【CES 2019】

IoTで内容を切替、次世代クレジットカードをソフトバンクなどが展示

 「CES 2019」においてソフトバンクグループのSB C&Sは、提携先となるDynamicsのブースに、同社が取り扱うIoT製品を展示した。10月に発表した「次世代クレジットカード」がそれだ。

通信機能を備えた次世代クレジットカード

 Dynamicsは、米ペンシルバニア州ピッツバーグに拠点を構えるFintech関連企業。SB C&Sとソフトバンク、Dynamicsは包括的協業に合意しており、2019年以降の日本展開も予定する。SB C&Sは企画、マーケティング、販売を担当する。

 中でも目玉になるのが、通信機能を持たせたクレジットカードだ。電子ペーパーのディスプレイを備え、書き込まれた情報をボタンで変更することができる。

 複数のクレジットカードを登録しておいて、利用時に切り替えることができ、磁気ストライプとICチップ、NFCのデータもそれに合わせたものに変更される。クレジットカードとキャッシュカードを切り替えたり、電子ペーパー部分にQRコードを表示させ、決済に利用することも可能。通信機能を活かし、利用額の合計や残高などの情報も表示できる。紛失時には、通信経由で情報を消去することも可能だ。

クレジットカードやキャッシュカードなど、複数のカード情報を収納できるほか、利用額や残高、QRコードなどの情報も表示できる

 ただし、このクレジットカードはユーザーに直接販売されるわけではなく、ビジネスモデルはB2B2Cになる。SB C&Sが銀行やクレジットカード会社に納入し、カード会社と契約したユーザーに届けられる仕組みだ。通信はソフトバンクが担当する。通信機能の詳細は明かせないというが、「携帯電話の回線を使う」ということから、NB-IoTのような、IoT向けの省電力通信に対応しているとみられる。
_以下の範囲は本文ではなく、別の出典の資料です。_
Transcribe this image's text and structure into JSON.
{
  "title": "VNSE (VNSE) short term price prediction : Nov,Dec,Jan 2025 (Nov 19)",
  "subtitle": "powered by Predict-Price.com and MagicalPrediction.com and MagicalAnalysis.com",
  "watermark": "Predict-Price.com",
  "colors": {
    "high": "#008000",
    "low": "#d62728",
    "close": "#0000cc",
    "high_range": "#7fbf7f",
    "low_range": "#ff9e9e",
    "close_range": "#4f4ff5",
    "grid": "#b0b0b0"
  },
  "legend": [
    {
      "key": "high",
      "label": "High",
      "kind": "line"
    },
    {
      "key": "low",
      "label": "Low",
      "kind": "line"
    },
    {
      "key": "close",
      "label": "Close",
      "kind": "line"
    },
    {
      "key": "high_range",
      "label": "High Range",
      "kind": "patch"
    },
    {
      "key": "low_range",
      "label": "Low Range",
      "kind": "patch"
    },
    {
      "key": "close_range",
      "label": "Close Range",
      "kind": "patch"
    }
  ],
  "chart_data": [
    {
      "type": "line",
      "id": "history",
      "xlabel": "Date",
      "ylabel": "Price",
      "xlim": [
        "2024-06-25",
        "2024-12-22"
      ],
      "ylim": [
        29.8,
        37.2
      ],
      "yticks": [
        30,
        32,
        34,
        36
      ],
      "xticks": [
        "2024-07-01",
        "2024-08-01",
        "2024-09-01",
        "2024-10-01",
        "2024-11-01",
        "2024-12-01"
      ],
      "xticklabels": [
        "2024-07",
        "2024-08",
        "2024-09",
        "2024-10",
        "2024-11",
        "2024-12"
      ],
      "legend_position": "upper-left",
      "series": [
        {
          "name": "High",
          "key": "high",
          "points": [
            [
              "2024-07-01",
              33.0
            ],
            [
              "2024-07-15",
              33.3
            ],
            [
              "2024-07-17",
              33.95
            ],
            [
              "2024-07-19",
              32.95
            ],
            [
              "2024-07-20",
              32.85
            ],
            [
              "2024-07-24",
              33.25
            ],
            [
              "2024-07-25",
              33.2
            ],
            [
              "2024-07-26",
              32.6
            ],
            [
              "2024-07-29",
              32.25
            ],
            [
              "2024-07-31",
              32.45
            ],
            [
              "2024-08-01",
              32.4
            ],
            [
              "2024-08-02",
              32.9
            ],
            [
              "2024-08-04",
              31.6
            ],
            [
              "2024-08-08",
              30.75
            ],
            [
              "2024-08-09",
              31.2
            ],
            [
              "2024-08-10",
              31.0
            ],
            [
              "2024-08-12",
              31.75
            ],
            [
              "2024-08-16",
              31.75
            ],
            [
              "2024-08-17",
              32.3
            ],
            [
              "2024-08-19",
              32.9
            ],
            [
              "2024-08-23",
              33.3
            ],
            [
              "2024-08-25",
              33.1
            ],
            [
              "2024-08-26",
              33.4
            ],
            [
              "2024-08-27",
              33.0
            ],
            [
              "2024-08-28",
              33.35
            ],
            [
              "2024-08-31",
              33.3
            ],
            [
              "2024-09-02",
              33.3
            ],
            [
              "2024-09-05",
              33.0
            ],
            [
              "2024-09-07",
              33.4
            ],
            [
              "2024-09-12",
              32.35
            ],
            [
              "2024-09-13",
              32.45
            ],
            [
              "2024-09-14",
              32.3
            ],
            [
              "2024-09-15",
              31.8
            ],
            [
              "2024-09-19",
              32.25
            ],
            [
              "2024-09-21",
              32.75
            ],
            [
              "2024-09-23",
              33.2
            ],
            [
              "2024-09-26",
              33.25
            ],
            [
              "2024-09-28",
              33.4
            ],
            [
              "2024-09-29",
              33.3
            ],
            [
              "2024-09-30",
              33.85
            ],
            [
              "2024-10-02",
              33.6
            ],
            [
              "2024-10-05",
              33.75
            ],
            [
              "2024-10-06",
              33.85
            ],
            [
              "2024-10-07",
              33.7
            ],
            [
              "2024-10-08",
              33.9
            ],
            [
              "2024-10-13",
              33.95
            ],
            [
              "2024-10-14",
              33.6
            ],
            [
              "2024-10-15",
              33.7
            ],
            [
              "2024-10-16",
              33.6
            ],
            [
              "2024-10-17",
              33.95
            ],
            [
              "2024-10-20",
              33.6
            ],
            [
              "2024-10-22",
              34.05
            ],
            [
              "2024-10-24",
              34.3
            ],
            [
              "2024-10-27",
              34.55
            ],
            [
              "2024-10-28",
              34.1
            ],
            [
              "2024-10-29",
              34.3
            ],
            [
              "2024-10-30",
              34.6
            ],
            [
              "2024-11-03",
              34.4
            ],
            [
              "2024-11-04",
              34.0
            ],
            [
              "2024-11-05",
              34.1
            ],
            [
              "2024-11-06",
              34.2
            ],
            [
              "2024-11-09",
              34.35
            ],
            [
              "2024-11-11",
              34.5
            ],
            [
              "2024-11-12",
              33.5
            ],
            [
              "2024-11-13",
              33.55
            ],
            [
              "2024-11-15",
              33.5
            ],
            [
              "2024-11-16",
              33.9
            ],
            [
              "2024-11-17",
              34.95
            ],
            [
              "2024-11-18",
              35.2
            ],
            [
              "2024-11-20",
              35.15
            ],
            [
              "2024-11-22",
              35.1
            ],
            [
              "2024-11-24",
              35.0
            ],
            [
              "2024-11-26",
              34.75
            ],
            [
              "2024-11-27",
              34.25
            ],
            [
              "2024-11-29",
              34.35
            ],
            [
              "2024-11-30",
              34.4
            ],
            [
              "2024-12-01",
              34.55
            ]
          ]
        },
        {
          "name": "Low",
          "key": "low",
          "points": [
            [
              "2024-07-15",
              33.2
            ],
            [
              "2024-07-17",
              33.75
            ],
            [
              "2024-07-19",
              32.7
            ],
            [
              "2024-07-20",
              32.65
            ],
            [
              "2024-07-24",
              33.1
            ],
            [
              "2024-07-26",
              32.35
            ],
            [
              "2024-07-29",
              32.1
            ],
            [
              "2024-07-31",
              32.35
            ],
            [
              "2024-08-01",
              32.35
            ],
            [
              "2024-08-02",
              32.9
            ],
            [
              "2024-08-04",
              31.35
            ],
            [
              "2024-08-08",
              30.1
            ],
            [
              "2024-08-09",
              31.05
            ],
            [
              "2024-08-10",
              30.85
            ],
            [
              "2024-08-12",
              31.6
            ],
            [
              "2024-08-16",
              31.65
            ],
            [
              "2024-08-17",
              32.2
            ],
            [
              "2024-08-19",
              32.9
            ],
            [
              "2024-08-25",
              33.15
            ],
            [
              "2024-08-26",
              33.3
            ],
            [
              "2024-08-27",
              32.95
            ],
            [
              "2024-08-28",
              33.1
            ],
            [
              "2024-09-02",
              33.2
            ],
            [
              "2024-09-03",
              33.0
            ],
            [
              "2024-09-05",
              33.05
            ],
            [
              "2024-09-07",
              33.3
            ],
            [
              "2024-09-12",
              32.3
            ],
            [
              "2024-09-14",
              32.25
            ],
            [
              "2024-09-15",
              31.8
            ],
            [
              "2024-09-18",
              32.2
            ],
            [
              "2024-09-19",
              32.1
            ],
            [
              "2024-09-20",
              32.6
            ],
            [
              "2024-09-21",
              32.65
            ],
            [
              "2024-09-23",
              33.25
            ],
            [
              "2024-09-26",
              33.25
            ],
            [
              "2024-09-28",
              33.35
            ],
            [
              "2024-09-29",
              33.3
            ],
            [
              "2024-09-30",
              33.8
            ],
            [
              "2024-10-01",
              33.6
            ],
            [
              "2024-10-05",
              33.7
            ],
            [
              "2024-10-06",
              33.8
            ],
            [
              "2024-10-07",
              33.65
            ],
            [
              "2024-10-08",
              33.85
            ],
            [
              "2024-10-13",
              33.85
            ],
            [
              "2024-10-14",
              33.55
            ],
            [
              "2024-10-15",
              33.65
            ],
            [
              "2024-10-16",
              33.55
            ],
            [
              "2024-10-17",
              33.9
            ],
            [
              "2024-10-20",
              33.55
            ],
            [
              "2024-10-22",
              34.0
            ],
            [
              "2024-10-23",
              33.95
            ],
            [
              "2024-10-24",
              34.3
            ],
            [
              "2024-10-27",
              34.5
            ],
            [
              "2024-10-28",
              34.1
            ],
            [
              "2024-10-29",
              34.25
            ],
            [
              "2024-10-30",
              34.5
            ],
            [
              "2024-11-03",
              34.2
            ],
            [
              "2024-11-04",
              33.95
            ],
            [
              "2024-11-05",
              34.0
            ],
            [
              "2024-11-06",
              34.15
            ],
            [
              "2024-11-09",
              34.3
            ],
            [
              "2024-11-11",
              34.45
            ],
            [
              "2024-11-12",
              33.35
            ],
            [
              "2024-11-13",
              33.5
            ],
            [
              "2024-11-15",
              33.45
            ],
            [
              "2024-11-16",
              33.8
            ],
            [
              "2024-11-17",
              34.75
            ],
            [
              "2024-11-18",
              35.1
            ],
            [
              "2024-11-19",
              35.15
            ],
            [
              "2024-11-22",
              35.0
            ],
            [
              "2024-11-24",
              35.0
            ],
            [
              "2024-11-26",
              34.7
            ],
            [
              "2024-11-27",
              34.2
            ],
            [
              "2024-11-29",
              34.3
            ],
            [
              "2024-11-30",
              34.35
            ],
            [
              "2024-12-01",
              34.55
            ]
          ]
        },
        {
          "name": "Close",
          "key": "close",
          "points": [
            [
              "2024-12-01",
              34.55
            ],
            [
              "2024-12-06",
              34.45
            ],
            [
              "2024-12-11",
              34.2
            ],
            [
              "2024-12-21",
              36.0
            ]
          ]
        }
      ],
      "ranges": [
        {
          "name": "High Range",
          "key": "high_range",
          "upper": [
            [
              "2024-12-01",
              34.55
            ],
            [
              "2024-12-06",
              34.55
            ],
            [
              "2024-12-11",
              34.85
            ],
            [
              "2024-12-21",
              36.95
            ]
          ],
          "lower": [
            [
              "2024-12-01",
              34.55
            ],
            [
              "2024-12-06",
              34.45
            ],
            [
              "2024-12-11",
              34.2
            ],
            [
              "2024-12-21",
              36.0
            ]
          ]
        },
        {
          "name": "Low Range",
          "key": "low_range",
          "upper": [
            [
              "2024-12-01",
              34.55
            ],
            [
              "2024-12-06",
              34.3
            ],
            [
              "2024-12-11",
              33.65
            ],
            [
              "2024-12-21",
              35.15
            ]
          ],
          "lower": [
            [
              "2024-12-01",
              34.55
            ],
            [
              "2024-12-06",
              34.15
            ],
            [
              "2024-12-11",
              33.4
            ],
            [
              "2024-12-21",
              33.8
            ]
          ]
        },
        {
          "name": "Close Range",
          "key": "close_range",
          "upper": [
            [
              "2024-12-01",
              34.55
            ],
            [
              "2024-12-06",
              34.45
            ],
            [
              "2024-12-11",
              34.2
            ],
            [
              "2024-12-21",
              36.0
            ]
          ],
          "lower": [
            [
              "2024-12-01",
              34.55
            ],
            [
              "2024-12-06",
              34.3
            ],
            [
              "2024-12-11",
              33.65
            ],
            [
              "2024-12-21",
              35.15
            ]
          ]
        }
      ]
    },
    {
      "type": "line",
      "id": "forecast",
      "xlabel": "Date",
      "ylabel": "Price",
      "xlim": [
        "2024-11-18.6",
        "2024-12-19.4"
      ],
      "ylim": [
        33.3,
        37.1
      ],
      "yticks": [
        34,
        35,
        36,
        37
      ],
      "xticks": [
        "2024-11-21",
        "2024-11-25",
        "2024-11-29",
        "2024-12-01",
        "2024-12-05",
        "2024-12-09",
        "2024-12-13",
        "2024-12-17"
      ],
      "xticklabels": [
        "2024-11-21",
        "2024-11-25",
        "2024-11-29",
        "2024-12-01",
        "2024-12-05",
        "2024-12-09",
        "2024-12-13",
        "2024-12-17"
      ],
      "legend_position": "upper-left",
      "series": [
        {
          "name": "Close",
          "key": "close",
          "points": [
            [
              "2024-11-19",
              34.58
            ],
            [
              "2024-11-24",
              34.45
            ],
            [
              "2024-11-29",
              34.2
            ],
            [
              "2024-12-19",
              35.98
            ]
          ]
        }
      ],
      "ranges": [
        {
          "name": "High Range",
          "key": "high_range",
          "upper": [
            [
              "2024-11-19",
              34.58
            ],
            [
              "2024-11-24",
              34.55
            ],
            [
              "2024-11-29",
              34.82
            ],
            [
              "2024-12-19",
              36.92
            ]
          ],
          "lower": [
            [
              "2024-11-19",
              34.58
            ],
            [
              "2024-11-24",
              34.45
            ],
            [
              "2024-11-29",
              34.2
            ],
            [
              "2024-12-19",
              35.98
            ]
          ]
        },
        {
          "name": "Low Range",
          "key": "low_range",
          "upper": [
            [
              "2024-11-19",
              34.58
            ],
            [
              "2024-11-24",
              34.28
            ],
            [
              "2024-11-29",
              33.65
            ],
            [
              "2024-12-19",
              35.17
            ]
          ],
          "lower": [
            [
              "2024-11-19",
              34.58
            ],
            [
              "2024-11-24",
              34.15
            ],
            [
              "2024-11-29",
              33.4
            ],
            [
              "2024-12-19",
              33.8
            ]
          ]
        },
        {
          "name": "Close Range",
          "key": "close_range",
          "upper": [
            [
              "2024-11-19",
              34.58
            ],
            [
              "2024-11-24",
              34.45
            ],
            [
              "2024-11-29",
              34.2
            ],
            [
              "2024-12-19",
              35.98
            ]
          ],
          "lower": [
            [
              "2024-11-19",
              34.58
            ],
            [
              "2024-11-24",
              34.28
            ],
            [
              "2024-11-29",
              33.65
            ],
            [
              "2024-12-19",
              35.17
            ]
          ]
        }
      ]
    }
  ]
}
 バッテリーも、日々の使用で自動的に充電されるという。こちらも詳細な仕様は開示できないとのことだったが、技術的には、リーダ/ライターと通信を行う際の電力で充電される可能性が高そうだ。

 次世代クレジットカードは、ほかにも2つの種類がある。1つが、パスコードを入力できるもの。カードに5つのボタンが搭載され、正しいパスコードを打った段階で、クレジットカード番号が表示され、磁気ストライプやICチップ、NFCが利用可能になる。

パスコードを打つまで、クレジットカード番号が表示されず、利用もできない

 もう1つが、機能切り替えボタンがついたもの。クレジットカードとポイントカード、クレジットカードと電子マネーなど、複数の機能をボタンで切り替えることができる。こちらのカードにはディスプレイが搭載されていない。Dynamicsの担当者によると、すでにインドやカナダに導入されているという。

カードのボタンを押すことで、決済方法を切り替えたり、分割払いの設定ができる

 インドのInduslnd Bankのカードは、マスターカードとポイントカードの切り替えができるほか、分割払いボタンも用意。このボタンを押すと、店頭で一括払いにして支払っても、自動であらかじめ指定した回数の分割払いが適用されるという。